Question

An unknown material, m1 = 0.49 kg, at a temperature of T1 = 92 degrees C is added to a Dewer (an insulated container) which contains m2 = 1.1 kg of water at T2 = 21 degrees C. Water has a specific heat of cw = 4186 J/(kg⋅K).

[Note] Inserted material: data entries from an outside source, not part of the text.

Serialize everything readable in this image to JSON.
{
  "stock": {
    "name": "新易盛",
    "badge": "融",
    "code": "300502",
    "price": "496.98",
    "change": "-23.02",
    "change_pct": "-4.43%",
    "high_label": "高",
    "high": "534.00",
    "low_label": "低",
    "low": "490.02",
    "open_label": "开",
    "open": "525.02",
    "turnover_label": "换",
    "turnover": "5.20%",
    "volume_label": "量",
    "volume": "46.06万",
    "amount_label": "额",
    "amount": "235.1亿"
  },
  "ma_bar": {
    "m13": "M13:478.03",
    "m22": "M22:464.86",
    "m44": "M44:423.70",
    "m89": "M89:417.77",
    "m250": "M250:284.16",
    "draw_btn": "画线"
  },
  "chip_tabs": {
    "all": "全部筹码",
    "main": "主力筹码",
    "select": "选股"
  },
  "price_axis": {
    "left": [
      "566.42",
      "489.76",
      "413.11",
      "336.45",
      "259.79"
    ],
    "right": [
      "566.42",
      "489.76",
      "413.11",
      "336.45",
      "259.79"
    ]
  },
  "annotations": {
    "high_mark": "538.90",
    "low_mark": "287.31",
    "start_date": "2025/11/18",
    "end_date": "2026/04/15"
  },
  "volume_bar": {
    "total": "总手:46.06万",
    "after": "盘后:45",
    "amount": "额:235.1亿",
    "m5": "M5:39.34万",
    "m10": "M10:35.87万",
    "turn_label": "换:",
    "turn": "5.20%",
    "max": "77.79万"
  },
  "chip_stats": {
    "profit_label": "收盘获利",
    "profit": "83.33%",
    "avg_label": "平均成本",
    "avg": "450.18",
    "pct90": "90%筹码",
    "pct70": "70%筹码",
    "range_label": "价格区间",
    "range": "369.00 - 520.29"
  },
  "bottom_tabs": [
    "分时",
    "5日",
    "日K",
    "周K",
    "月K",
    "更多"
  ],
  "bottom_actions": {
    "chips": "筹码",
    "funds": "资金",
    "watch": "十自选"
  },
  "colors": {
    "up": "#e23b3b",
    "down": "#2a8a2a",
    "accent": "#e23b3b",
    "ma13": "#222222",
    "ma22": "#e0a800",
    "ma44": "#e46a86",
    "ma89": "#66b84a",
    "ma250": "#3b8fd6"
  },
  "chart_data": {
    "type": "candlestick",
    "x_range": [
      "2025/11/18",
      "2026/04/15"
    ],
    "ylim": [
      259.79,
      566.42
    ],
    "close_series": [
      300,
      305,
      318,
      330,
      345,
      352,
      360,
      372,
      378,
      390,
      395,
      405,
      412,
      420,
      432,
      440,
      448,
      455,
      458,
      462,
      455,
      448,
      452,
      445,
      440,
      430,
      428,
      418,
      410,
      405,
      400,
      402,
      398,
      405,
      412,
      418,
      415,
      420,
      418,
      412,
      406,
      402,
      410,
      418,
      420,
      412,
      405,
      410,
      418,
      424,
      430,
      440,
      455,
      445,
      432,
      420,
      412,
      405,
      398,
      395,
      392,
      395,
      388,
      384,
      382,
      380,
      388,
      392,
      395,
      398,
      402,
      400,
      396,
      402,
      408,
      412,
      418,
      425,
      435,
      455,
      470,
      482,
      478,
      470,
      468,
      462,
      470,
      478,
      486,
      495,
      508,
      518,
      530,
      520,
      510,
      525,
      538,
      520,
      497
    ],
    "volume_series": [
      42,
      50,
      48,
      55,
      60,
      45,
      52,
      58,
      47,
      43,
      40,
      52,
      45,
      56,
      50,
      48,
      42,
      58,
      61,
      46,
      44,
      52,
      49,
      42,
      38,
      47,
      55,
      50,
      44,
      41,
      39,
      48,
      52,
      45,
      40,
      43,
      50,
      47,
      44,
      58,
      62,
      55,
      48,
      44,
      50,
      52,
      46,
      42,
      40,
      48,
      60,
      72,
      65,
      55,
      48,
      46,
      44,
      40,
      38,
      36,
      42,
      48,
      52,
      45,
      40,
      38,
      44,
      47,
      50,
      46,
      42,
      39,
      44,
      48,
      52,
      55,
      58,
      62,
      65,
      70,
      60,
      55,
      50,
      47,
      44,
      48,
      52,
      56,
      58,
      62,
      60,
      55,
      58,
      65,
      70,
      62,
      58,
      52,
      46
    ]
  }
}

After the system comes to equilibrium the final temperature is T = 31 degrees C. Detemine the specific heat of unknown material.

Answer 1

Answer:

$c_u=1540.5J/kg^{\circ}K$

Explanation:

We know that heat relates to mass, specific heat and variation of temperature experimented because of this heat through the equation $Q=mc\Delta T=mc(T_f-T_i)$. The heat released by the unknown material is absorbed by water, so we have $Q_u=-Q_w$, and we can write:

$m_uc_u(T_{uf}-T_{ui})=-m_wc_w(T_{wf}-T_{wi})$

Since thermal equilibrium is reached we know that $T_{cf}=T_{wf}=T_f=31^{\circ}C=304^{\circ}K$, where we have added $273^{\circ}$ to convert the temperature from Celsius to Kelvin, as we must do. Since we want the specific heat of the unknown material, we do:

$c_u=-\frac{m_wc_w(T_f-T_{wi})}{m_u(T_f-T_{ui})}$

Which for our values is:

$c_u=-\frac{(1.1kg)(4186J/kg^{\circ}K)((304^{\circ}K)-(294^{\circ}K))}{(0.49kg)((304^{\circ}K)-(365^{\circ}K))}=1540.5J/kg^{\circ}K$